Lion's Society
- Nickname: Lion cubs
- Predecessor: Lviv Komsomol
- Formation: 19 October 1987; 38 years ago
- Headquarters: Lviv, Ukraine

= Lion's Society =

Cultural NGO in Ukraine

The Lion's Society (Товариство Лева), also colloquially referred to as the Leveniata (Левенята) is a cultural non-governmental organisation (NGO) in Ukraine. Founded in 1987, the Lion's Society played an important role in the revival of Ukrainian culture in Galicia prior to and during the 1989–1991 Ukrainian revolution, both as the results of its own actions and from the several organisations which split off from it. American historian Padraic Kenney has argued that the group was significant in restoring Lviv's Central European identity after Soviet rule.

== Overview ==
The Lion's Society was founded on 19 October 1987 as an outgrowth of the Komsomol in the western Ukrainian city of Lviv. Orest Sheika, a member of the local Komsomol chapter, had placed an appeal in the organisation's Leninist Youth newspaper for a subbotnik to be devoted to cleaning the local Lychakiv Cemetery on 4 July 1987. The appeal had brought several dozen people to attend, and a few days after the subbotnik the process of establishing the Lion's Society began. In contrast to more radical dissident organisations, which were demanding sovereignty for Ukraine, the Lion's Society focused on local culture in Galicia.

Early activities of the Lion's Society included memorialisation of dissident poet Vasyl Symonenko and the revival of Vertep in Lviv, as well as vesnianky dances. Outside of Lviv, the society launched an expedition to the village of Havarechchyna to learn and assist in the continued creation of local ceramic traditions. Members of the society were also engaged in environmental activism, protesting outside the building of the Lviv Oblast Council against the creation of a reservoir near Stryi.

With the intensification of perestroika in the leadup to the 19th All-Union Conference of the Communist Party of the Soviet Union the Lion's Society increasingly found itself at the centre of the growing Ukrainian anti-communist movement. Sheika's name was publicly floated as a possible delegate to the conference, and activists from the society had formed the Taras Shevchenko Society for the Ukrainian Language, a group involved in helping to promote the Ukrainian language against Russification. The group organised community theatre performances at the Young Spectator Theatre (now the First Ukrainian Theatre for Children and Youth) on the Shevchenko Days.

The Lion's Society's increased growth also brought notable figures of the Ukrainian dissident movement to its defence, notably Mykhailo Horyn. Horyn praised the society particularly for the foundation of the Shevchenko Society, referring to it as "one of the rungs of the ladder by which we will raise our consciousness, which has fallen so low it is difficult to imagine." The society continued to organise events throughout 1988, including the Dniester-88 rafting expedition to investigate the ecological state of the Dniester basin. The path of the expedition has since become the site of an annual rafting competition and ecological study.

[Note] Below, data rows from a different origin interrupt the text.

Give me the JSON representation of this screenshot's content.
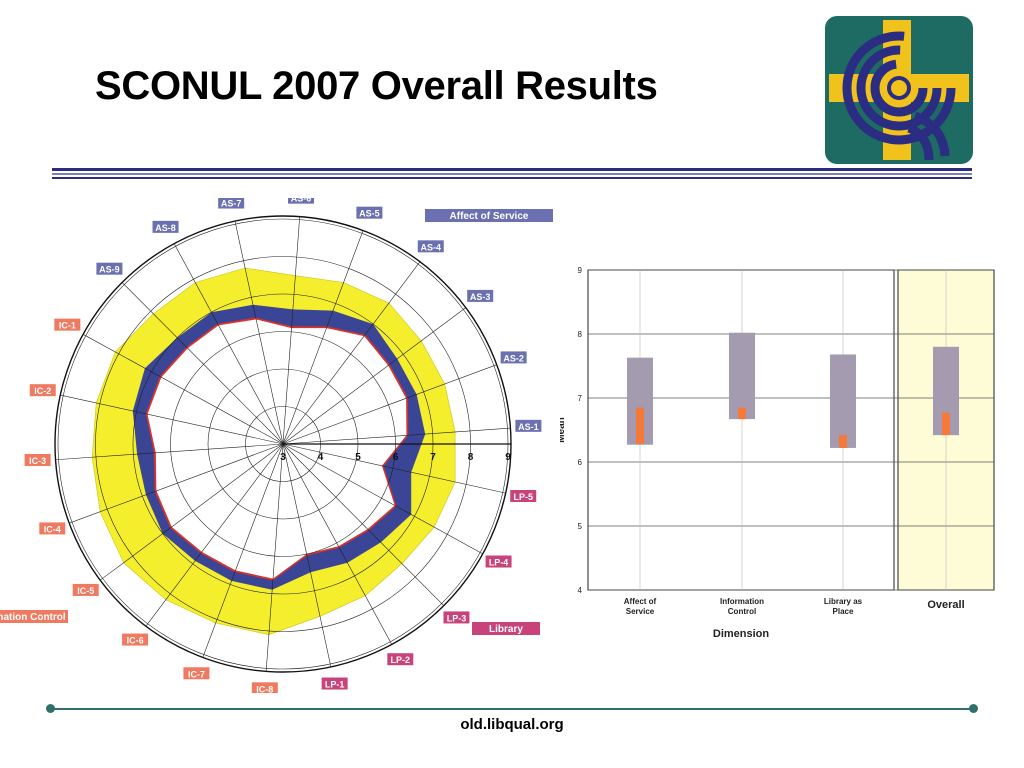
{
  "slide": {
    "title": "SCONUL 2007 Overall Results",
    "footer": "old.libqual.org"
  },
  "colors": {
    "navy": "#2a2d82",
    "logo_green": "#1d6b62",
    "logo_yellow": "#f0c21b",
    "band_yellow": "#f4ee2c",
    "band_blue": "#3a4596",
    "band_red": "#d8322c",
    "label_as": "#6a70b0",
    "label_ic": "#ef7a60",
    "label_lp": "#c9437b",
    "bar_gray": "#a49bb0",
    "bar_orange": "#f4793a",
    "overall_bg": "#fdfcd6"
  },
  "icons": {
    "logo": "libqual-logo-icon"
  },
  "chart_data": [
    {
      "type": "radar",
      "axis_ticks": [
        "3",
        "4",
        "5",
        "6",
        "7",
        "8",
        "9"
      ],
      "range": [
        3,
        9
      ],
      "legend": [
        {
          "name": "Affect of Service",
          "color": "#6a70b0"
        },
        {
          "name": "Information Control",
          "color": "#ef7a60"
        },
        {
          "name": "Library",
          "color": "#c9437b"
        }
      ],
      "spokes": [
        "AS-1",
        "AS-2",
        "AS-3",
        "AS-4",
        "AS-5",
        "AS-6",
        "AS-7",
        "AS-8",
        "AS-9",
        "IC-1",
        "IC-2",
        "IC-3",
        "IC-4",
        "IC-5",
        "IC-6",
        "IC-7",
        "IC-8",
        "LP-1",
        "LP-2",
        "LP-3",
        "LP-4",
        "LP-5"
      ],
      "series": [
        {
          "values_min": [
            6.3,
            6.5,
            6.5,
            6.6,
            6.3,
            6.1,
            6.4,
            6.6,
            6.6,
            6.7,
            6.7,
            6.4,
            6.6,
            6.7,
            6.6,
            6.6,
            6.6,
            6.0,
            6.1,
            6.2,
            6.4,
            5.7
          ]
        },
        {
          "values_adequate": [
            6.8,
            6.8,
            6.8,
            7.0,
            6.8,
            6.6,
            6.8,
            7.0,
            7.0,
            7.2,
            7.1,
            6.9,
            6.9,
            7.0,
            6.9,
            6.9,
            6.9,
            6.5,
            6.6,
            6.7,
            6.9,
            6.5
          ]
        },
        {
          "values_desired": [
            7.6,
            7.6,
            7.6,
            7.7,
            7.6,
            7.5,
            7.8,
            7.9,
            7.9,
            8.1,
            8.1,
            8.1,
            8.2,
            8.3,
            8.2,
            8.1,
            8.1,
            7.7,
            7.6,
            7.5,
            7.6,
            7.7
          ]
        }
      ]
    },
    {
      "type": "bar",
      "ylabel": "Mean",
      "xlabel": "Dimension",
      "ylim": [
        4,
        9
      ],
      "yticks": [
        "4",
        "5",
        "6",
        "7",
        "8",
        "9"
      ],
      "categories": [
        {
          "label": [
            "Affect of",
            "Service"
          ],
          "min": 6.27,
          "desired": 7.63,
          "perceived_low": 6.28,
          "perceived_high": 6.85
        },
        {
          "label": [
            "Information",
            "Control"
          ],
          "min": 6.67,
          "desired": 8.02,
          "perceived_low": 6.67,
          "perceived_high": 6.85
        },
        {
          "label": [
            "Library as",
            "Place"
          ],
          "min": 6.22,
          "desired": 7.68,
          "perceived_low": 6.22,
          "perceived_high": 6.42
        },
        {
          "label": [
            "Overall"
          ],
          "min": 6.42,
          "desired": 7.8,
          "perceived_low": 6.42,
          "perceived_high": 6.77
        }
      ]
    }
  ]
}
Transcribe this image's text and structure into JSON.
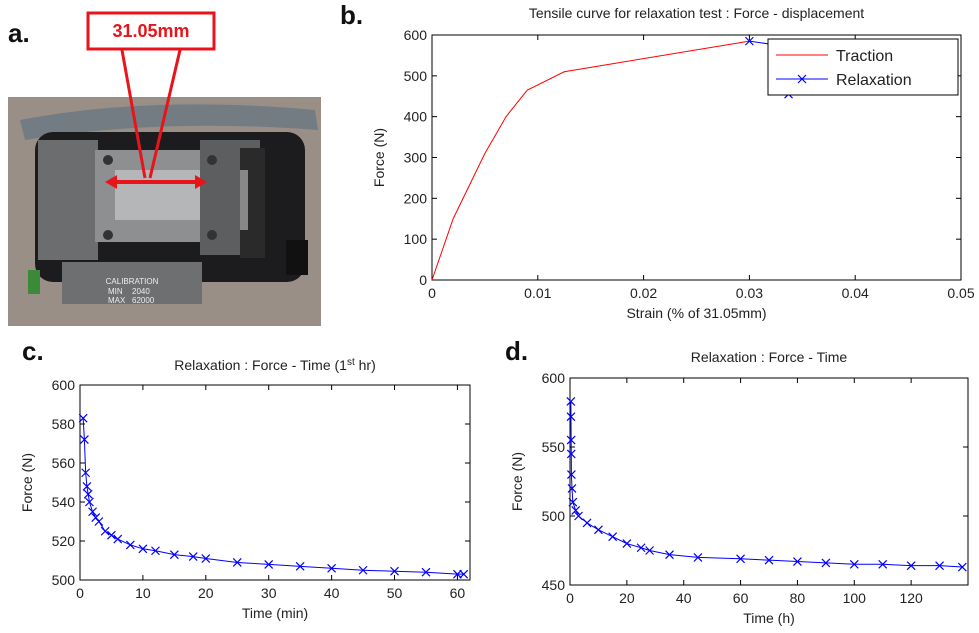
{
  "photo": {
    "panel": "a.",
    "dimension": "31.05mm",
    "plate": [
      "CALIBRATION",
      "MIN",
      "2040",
      "MAX",
      "62000"
    ]
  },
  "chart_data": [
    {
      "type": "line",
      "panel": "b.",
      "title": "Tensile curve for relaxation test : Force - displacement",
      "xlabel": "Strain (% of 31.05mm)",
      "ylabel": "Force (N)",
      "xlim": [
        0,
        0.05
      ],
      "xticks": [
        0,
        0.01,
        0.02,
        0.03,
        0.04,
        0.05
      ],
      "ylim": [
        0,
        600
      ],
      "yticks": [
        0,
        100,
        200,
        300,
        400,
        500,
        600
      ],
      "legend": "northeast",
      "series": [
        {
          "name": "Traction",
          "color": "#ff0000",
          "marker": "none",
          "x": [
            0,
            0.002,
            0.005,
            0.007,
            0.009,
            0.0125,
            0.03
          ],
          "values": [
            0,
            150,
            310,
            400,
            465,
            510,
            585
          ]
        },
        {
          "name": "Relaxation",
          "color": "#0000ff",
          "marker": "x",
          "x": [
            0.03,
            0.0335,
            0.0337,
            0.0337,
            0.0337,
            0.0337,
            0.0337,
            0.0337
          ],
          "values": [
            585,
            572,
            555,
            535,
            515,
            495,
            475,
            455
          ]
        }
      ]
    },
    {
      "type": "line",
      "panel": "c.",
      "title_parts": [
        "Relaxation : Force - Time (1",
        "st",
        " hr)"
      ],
      "xlabel": "Time (min)",
      "ylabel": "Force (N)",
      "xlim": [
        0,
        62
      ],
      "xticks": [
        0,
        10,
        20,
        30,
        40,
        50,
        60
      ],
      "ylim": [
        500,
        600
      ],
      "yticks": [
        500,
        520,
        540,
        560,
        580,
        600
      ],
      "series": [
        {
          "color": "#0000ff",
          "marker": "x",
          "x": [
            0.5,
            0.7,
            0.9,
            1.1,
            1.3,
            1.5,
            2,
            2.5,
            3,
            4,
            5,
            6,
            8,
            10,
            12,
            15,
            18,
            20,
            25,
            30,
            35,
            40,
            45,
            50,
            55,
            60,
            61
          ],
          "values": [
            583,
            572,
            555,
            548,
            544,
            540,
            535,
            532,
            530,
            525,
            523,
            521,
            518,
            516,
            515,
            513,
            512,
            511,
            509,
            508,
            507,
            506,
            505,
            504.5,
            504,
            503,
            503
          ]
        }
      ]
    },
    {
      "type": "line",
      "panel": "d.",
      "title": "Relaxation : Force - Time",
      "xlabel": "Time (h)",
      "ylabel": "Force (N)",
      "xlim": [
        0,
        140
      ],
      "xticks": [
        0,
        20,
        40,
        60,
        80,
        100,
        120
      ],
      "ylim": [
        450,
        600
      ],
      "yticks": [
        450,
        500,
        550,
        600
      ],
      "series": [
        {
          "color": "#0000ff",
          "marker": "x",
          "x": [
            0.3,
            0.35,
            0.4,
            0.45,
            0.5,
            0.7,
            1,
            2,
            3,
            6,
            10,
            15,
            20,
            25,
            28,
            35,
            45,
            60,
            70,
            80,
            90,
            100,
            110,
            120,
            130,
            138
          ],
          "values": [
            583,
            572,
            555,
            545,
            530,
            520,
            510,
            504,
            500,
            495,
            490,
            485,
            480,
            477,
            475,
            472,
            470,
            469,
            468,
            467,
            466,
            465,
            465,
            464,
            464,
            463
          ]
        }
      ]
    }
  ]
}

During the 1989 Soviet Union legislative election the Lion's Society ignored calls from the Ukrainian Helsinki Union (at the time the only non-communist political party in Ukraine) to boycott the election. Instead, they nominated poet and society member Rostyslav Bratun as a candidate for deputy. Bratun exemplified the society's policies of multiculturalism, being closely connected with Lviv's Polish and Jewish communities and supporting the revival of the Ukrainian Greek Catholic Church despite being Eastern Orthodox. Bratun would go on to be successfully elected, and parliamentary immunity enabled him to serve as a vocal proponent for Ukrainian independence.

Since the Declaration of Independence of Ukraine the Lion's Society has left politics, although it continues to be active in organising certain actions such as Dniester-88.

== Legacy ==
Several other non-governmental organisations during the 1989–1991 Ukrainian revolution began as part of the Lion's Society. Spadshchyna, another organisation which would later help to form the People's Movement of Ukraine, emerged from the Lion's Society. The samizdat newspaper Postup (newspaper), the society's press organ, also served as a springboard for journalists such as Oleksandr Kryvenko and Georgiy Gongadze. American historian Padraic Kenney has said that the society played an important role in the restoration of Lviv's identity as a part of Central Europe after communist rule.